According to my risk summation system the days this week with the highest risk of a turn in or acceleration of the current trend are Monday the 20th and Friday the 24th of July.
Last week, as I warned, the risk windows Monday and Tuesday were a DJIA whipsaw buzz saw, first up 500 then down 600 then up 1000. I don't know what to make of the Friday the 17th risk window. It really looked risky on paper. A big rally today would make it look a bit like a low, but otherwise I guess it was a just a garden variety dud.

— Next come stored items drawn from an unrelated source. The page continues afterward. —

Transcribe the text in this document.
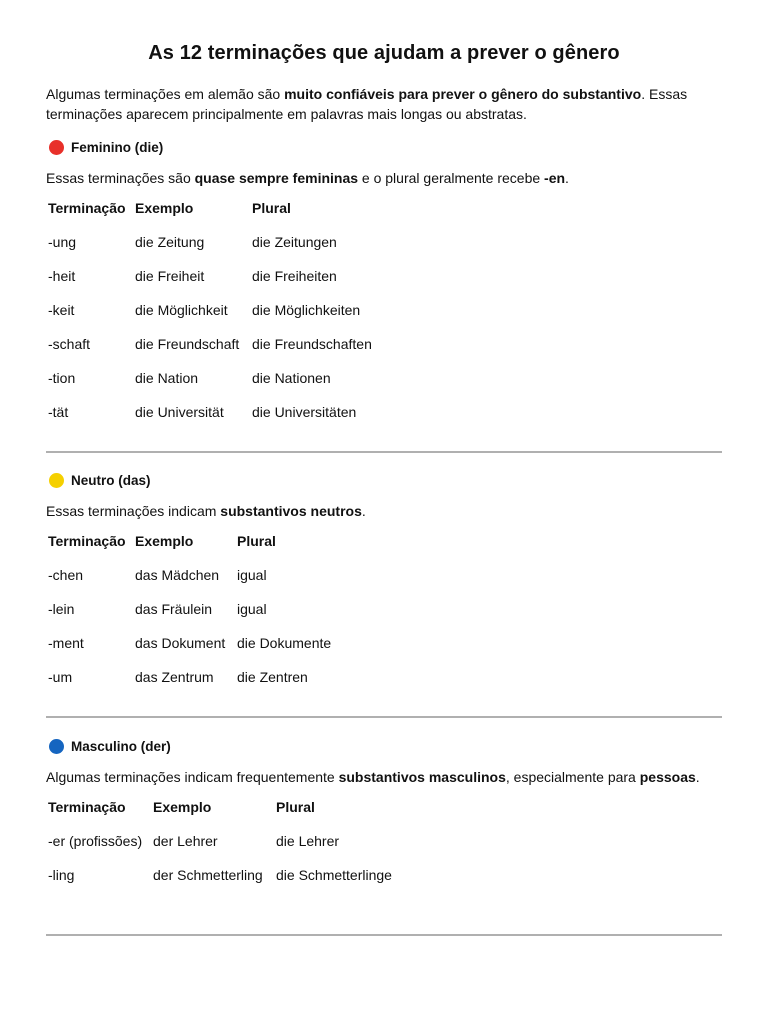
As 12 terminações que ajudam a prever o gênero
Algumas terminações em alemão são muito confiáveis para prever o gênero do substantivo. Essas terminações aparecem principalmente em palavras mais longas ou abstratas.
Feminino (die)
Essas terminações são quase sempre femininas e o plural geralmente recebe -en.
Terminação	Exemplo	Plural
-ung	die Zeitung	die Zeitungen
-heit	die Freiheit	die Freiheiten
-keit	die Möglichkeit	die Möglichkeiten
-schaft	die Freundschaft	die Freundschaften
-tion	die Nation	die Nationen
-tät	die Universität	die Universitäten
Neutro (das)
Essas terminações indicam substantivos neutros.
Terminação	Exemplo	Plural
-chen	das Mädchen	igual
-lein	das Fräulein	igual
-ment	das Dokument	die Dokumente
-um	das Zentrum	die Zentren
Masculino (der)
Algumas terminações indicam frequentemente substantivos masculinos, especialmente para pessoas.
Terminação	Exemplo	Plural
-er (profissões)	der Lehrer	die Lehrer
-ling	der Schmetterling	die Schmetterlinge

I know I've said it before, but this and next week are pivotal to the big scheme of things market-wise. All the "it's a 2nd wave" Elliott folks will have to throw in the towel if a new high is made in the S&P which isn't that big of a step from here. A new high should also give a big boost to some of the sentiment survey figures which have been until now too bearish correctly, in a contrary way, predicting higher prices. Turning the corner or stepping off the cliff of the pandemic, depending on your politics, should also be clearer in the next two weeks. The next tranche of Federal funny money stimulus should also be approved or not by then. So lots of loose ends should be in hand one way or the other over the next two weeks.
Given the trend is your friend, you have to think that the best bet, initially at least, would be for a sharp rally into the stratosphere. As always, my cracked crystal ball prognostications are probably not worth the lead it would take to send them to Boot Hill, caveat emptor.
Edited by Douglas, 20 July 2020 - 05:15 AM.